Advertising revenues decreased 8 per cent ex-FX, as ad-lite streaming subscriber growth was more than offset by the absence of the NBA along with continued domestic linear audience declines. The absence of the NBA in the current year negatively impacted the year-over-year growth rate by 7 per cent ex-FX.
Streaming revenues in the quarter rose 7 per cent to $2.9 billion and the studios grew 31 per cent to $3.1 billion. Linear television revenue declined 9 per cent to $4.4 billion.
Net loss available to WBD was $2.9 billion, which includes $1.3 billion of pre-tax acquisition-related amortisation of intangibles, content fair value step-up, and restructuring expenses.

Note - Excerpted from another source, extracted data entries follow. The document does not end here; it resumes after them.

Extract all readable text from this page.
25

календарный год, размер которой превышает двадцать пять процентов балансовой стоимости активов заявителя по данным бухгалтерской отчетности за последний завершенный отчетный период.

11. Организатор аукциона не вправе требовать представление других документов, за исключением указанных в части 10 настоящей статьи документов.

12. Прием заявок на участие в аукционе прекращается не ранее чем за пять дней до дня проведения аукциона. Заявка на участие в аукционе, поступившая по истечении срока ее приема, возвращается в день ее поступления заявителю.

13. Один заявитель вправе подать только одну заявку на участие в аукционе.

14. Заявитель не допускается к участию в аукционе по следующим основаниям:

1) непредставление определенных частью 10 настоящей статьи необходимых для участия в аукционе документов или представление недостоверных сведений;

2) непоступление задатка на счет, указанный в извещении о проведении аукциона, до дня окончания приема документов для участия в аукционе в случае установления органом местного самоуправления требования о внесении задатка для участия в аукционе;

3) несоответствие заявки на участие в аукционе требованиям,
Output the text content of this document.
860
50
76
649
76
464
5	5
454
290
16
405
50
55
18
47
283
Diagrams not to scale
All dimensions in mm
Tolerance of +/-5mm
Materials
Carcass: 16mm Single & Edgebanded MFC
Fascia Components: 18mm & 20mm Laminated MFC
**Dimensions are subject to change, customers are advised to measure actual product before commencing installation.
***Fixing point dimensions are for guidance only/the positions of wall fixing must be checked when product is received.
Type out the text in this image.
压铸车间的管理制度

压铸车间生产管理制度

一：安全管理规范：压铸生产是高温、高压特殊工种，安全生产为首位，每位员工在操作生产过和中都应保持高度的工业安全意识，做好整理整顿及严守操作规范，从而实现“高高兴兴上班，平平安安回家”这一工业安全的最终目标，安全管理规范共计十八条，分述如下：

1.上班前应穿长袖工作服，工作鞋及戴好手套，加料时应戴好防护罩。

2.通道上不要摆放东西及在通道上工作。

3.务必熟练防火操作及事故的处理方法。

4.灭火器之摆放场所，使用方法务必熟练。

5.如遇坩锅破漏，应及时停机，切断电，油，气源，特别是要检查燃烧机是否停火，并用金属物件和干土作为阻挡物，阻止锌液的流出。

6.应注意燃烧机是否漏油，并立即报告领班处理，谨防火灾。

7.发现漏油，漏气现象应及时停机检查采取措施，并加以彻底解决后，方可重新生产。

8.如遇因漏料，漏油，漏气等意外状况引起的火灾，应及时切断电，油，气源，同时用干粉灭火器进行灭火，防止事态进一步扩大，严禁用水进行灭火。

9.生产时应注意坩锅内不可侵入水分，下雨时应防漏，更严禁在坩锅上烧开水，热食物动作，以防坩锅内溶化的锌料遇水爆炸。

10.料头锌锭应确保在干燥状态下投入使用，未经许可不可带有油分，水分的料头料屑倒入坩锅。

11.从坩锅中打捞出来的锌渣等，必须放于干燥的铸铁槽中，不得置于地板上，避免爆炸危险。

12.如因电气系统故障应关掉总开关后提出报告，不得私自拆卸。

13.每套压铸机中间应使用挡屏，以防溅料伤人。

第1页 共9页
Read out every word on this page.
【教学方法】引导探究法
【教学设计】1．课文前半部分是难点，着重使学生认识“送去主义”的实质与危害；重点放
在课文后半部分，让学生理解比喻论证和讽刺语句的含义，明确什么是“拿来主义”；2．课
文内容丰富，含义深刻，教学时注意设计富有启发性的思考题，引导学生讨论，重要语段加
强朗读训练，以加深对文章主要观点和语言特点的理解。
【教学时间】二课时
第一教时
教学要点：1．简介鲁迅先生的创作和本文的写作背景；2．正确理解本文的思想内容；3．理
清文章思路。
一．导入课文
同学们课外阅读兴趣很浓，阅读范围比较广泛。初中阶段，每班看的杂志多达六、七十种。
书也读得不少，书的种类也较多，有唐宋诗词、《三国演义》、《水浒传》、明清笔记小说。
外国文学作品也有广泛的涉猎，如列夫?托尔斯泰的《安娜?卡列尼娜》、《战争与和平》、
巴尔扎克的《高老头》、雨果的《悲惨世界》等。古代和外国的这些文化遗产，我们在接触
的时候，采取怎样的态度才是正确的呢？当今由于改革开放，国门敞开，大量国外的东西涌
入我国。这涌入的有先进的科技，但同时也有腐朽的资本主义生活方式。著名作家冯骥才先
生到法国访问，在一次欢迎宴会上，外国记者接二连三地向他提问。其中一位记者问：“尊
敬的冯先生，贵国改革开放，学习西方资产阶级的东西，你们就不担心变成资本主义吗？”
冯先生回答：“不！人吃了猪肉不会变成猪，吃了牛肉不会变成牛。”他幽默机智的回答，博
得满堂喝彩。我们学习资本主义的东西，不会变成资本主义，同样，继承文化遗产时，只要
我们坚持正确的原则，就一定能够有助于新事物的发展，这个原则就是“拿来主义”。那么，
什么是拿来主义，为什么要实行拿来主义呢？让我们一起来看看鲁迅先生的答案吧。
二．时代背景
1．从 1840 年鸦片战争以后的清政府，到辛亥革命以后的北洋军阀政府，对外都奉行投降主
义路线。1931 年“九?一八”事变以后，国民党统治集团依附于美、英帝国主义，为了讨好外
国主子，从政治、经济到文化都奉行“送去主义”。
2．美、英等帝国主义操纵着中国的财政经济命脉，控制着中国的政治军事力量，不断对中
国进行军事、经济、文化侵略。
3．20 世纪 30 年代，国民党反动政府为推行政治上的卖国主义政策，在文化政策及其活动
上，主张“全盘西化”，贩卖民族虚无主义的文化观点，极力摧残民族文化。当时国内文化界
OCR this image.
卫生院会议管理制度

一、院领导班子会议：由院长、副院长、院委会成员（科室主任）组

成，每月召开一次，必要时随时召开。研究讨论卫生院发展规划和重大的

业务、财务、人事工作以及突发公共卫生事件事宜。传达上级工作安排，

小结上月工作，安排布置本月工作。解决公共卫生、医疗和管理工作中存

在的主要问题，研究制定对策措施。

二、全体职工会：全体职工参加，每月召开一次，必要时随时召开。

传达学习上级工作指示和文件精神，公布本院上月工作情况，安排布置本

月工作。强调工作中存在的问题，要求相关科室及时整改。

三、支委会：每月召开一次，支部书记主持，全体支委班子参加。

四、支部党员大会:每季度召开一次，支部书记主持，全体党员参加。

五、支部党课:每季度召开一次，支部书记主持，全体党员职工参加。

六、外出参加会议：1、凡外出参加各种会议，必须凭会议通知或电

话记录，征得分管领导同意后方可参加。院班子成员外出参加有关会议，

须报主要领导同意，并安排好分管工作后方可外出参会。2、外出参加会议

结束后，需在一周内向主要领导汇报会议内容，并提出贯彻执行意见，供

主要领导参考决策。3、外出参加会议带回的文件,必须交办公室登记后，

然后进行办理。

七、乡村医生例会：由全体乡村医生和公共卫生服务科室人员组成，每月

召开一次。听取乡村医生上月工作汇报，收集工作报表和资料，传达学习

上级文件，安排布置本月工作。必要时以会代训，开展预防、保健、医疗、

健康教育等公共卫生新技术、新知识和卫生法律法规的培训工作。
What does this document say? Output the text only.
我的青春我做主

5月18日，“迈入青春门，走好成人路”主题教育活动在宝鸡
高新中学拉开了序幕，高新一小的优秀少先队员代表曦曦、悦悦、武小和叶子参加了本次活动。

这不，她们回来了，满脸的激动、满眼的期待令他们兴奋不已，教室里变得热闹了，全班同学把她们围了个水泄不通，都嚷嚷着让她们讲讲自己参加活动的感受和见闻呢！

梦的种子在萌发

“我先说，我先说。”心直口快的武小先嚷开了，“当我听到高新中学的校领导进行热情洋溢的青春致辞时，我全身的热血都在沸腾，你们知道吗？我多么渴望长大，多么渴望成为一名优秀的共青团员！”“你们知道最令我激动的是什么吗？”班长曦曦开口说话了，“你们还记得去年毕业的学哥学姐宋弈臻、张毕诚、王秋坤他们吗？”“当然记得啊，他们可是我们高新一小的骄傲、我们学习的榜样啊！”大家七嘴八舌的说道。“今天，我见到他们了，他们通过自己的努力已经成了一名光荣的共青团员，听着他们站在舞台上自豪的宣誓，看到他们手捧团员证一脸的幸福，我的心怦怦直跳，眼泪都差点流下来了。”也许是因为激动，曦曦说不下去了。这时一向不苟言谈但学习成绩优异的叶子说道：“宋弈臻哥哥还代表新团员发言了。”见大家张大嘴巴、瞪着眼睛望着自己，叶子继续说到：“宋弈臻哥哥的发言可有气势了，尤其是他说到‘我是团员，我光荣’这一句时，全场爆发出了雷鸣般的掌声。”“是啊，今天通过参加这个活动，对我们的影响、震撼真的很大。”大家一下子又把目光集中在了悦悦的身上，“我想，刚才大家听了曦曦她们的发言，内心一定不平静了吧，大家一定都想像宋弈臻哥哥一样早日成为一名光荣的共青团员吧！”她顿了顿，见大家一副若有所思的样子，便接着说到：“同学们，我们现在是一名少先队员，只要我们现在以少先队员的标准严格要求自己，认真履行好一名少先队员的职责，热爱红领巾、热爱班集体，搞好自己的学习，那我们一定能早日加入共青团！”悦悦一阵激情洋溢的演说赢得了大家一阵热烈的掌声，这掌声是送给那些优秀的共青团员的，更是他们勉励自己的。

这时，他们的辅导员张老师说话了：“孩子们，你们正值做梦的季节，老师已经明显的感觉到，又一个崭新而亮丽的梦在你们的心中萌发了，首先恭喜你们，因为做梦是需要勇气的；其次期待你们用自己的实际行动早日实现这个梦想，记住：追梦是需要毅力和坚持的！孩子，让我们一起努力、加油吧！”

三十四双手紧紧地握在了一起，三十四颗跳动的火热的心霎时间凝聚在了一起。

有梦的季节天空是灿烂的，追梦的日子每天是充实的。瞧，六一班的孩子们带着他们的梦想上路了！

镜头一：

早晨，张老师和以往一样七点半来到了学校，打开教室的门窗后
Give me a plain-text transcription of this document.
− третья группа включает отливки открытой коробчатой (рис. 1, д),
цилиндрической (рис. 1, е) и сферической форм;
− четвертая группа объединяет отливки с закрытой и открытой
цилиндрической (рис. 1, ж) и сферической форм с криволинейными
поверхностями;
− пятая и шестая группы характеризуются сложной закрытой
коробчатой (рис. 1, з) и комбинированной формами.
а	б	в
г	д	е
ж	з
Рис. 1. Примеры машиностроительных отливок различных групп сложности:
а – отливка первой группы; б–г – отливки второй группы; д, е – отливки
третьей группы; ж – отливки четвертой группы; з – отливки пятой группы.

Additionally net loss available to WBD, includes the $2.8 billion termination fee paid to Netflix after cancelling its planned separation and sale of Streaming and Studios to the streaming giant.
In a letter to shareholders, WBD said: “We continue to deliver strong progress across our strategic and operational priorities. From sports to news to general entertainment, our Networks continue to distinguish themselves through both reach and relevance with investment in content categories and genres that inspire fans. At the same time, the investments we made in HBO Max’s content, marketing, product and technology, and global footprint are delivering strong returns as evidenced by accelerating subscriber-related revenue growth and meaningful Adjusted EBITDA. Finally, thanks to the hard work of many, our Studios are again winning critically and financially, creating culture-defining film and television, and progressing towards our $3 billion+ Adjusted EBITDA goal. Across the board, these businesses are competing increasingly effectively in each of their respective markets and moving into the next chapter with strong momentum.”